Même si une telle référence au Phénix n’est pas toujours aussi explicite, on sait que les travaux alchimiques, dans leur volonté prométhéenne d’engendrer le Grand Œuvre, ont parfois cherché à créer l’Elixir de longue vie. Or, si certains charlatans ont pu concevoir cet élixir comme un baume destiné à différer le vieillissement du corps, analogue en ceci à nos modernes cosmétiques, les vrais adeptes en revanche ont vu en lui la clef, ou le symbole, de l’accession à la Vraie Vie qui est aussi Immortalité.

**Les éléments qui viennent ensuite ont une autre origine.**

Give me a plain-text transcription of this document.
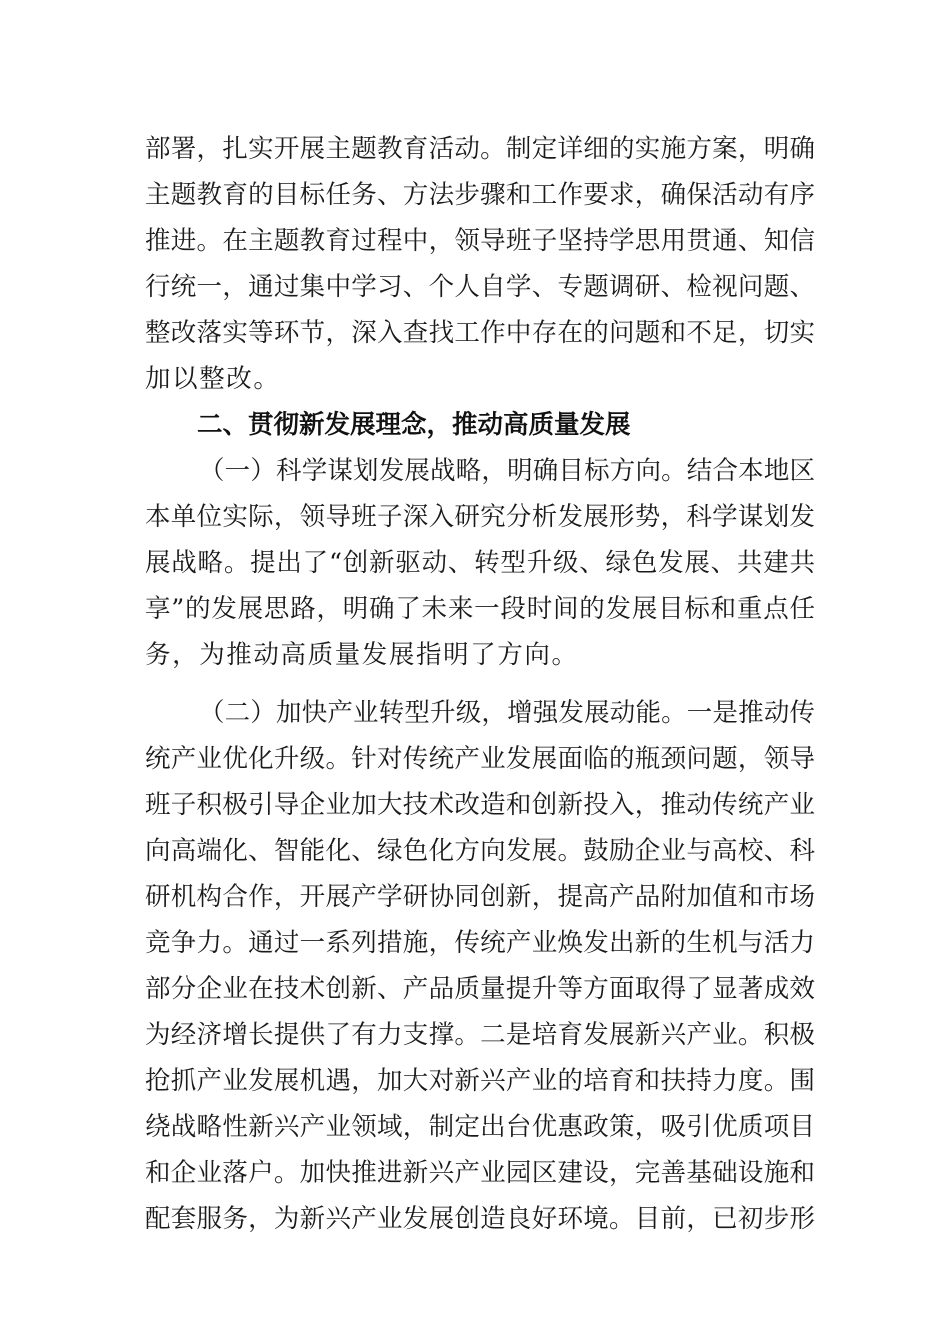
部署，扎实开展主题教育活动。制定详细的实施方案，明确
主题教育的目标任务、方法步骤和工作要求，确保活动有序
推进。在主题教育过程中，领导班子坚持学思用贯通、知信
行统一，通过集中学习、个人自学、专题调研、检视问题、
整改落实等环节，深入查找工作中存在的问题和不足，切实
加以整改。
二、贯彻新发展理念，推动高质量发展
（一）科学谋划发展战略，明确目标方向。结合本地区
本单位实际，领导班子深入研究分析发展形势，科学谋划发
展战略。提出了“创新驱动、转型升级、绿色发展、共建共
享”的发展思路，明确了未来一段时间的发展目标和重点任
务，为推动高质量发展指明了方向。
（二）加快产业转型升级，增强发展动能。一是推动传
统产业优化升级。针对传统产业发展面临的瓶颈问题，领导
班子积极引导企业加大技术改造和创新投入，推动传统产业
向高端化、智能化、绿色化方向发展。鼓励企业与高校、科
研机构合作，开展产学研协同创新，提高产品附加值和市场
竞争力。通过一系列措施，传统产业焕发出新的生机与活力
部分企业在技术创新、产品质量提升等方面取得了显著成效
为经济增长提供了有力支撑。二是培育发展新兴产业。积极
抢抓产业发展机遇，加大对新兴产业的培育和扶持力度。围
绕战略性新兴产业领域，制定出台优惠政策，吸引优质项目
和企业落户。加快推进新兴产业园区建设，完善基础设施和
配套服务，为新兴产业发展创造良好环境。目前，已初步形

Dans le foisonnement de la symbolique alchimique, l’Élixir de longue Vie a dû jouer un rôle analogue à la mystérieuse Fontaine de Jouvence placée à l’entrée du Jardin des Sages. Dans certains textes, l’Elixir est même spécifiquement désigné comme le but spécifique de la recherche de telle sorte qu’il se confond plus ou moins avec la Pierre Philosophale et constitue tout à la fois le substratum matériel et le symbole du Grand Œuvre. 

« L’Élixir de longue vie, appelé encore or potable, n’était selon Bernard le Trévisan, alchimiste né à Padoue en 1406, qu’une réduction de la Pierre philosophale en eau mercurielle », ce qui, compte tenu des connotations de la Pierre, désigne bien l’élixir comme le double accès à la Sagesse et à l’Éternité. Dans d’autres cas, l’Élixir semble désigner le secret, fût-il de nature purement spirituelle, qui permet à l’adepte d’accéder à l’immortalité du Bienheureux : ainsi, pour Robert Fludd, « l’adepte devient capable par le solve et coagula hermétique, de corporifier son esprit en spiritualisant son corps », et cette synthèse par quoi les contraires fusionnent l’un dans l’autre empêche la corruption et la dégradation de l’adepte.

Il n’est pas douteux que le désir d’abolition du temps, que la transgression d’une durée corruptrice qui habite la matière impure, ne soient au cœur des préoccupations alchimiques. Bien entendu, ce qui est en œuvre dans la pratique alchimique, du Four, du Feu, et qui vise à la démiurgie de substances sotériologiques, l’Elixir, la Pierre, n’est pas séparable d’une initiation théorique d’ordre ésotérique : en quoi l’alchimie est aussi une gnose, dont les relations avec la pensée gnostique proprement dite sont évidente quoique fort complexes.

Mais dans cette tradition où l’Immortalité se conquiert, à la différence de la tradition chrétienne où elle est plutôt don de Dieu, la fascination de l’Androgyne revêt une importance obsédante. C’est que, pour l’Alchimiste, le Monde est androgyne dans son Principe ; et entendons par là qu’il ne s’agit pas d’un hermaphrodisme sommaire, mais d’une réunion en soi et d’une synthèse de tous les contraires. 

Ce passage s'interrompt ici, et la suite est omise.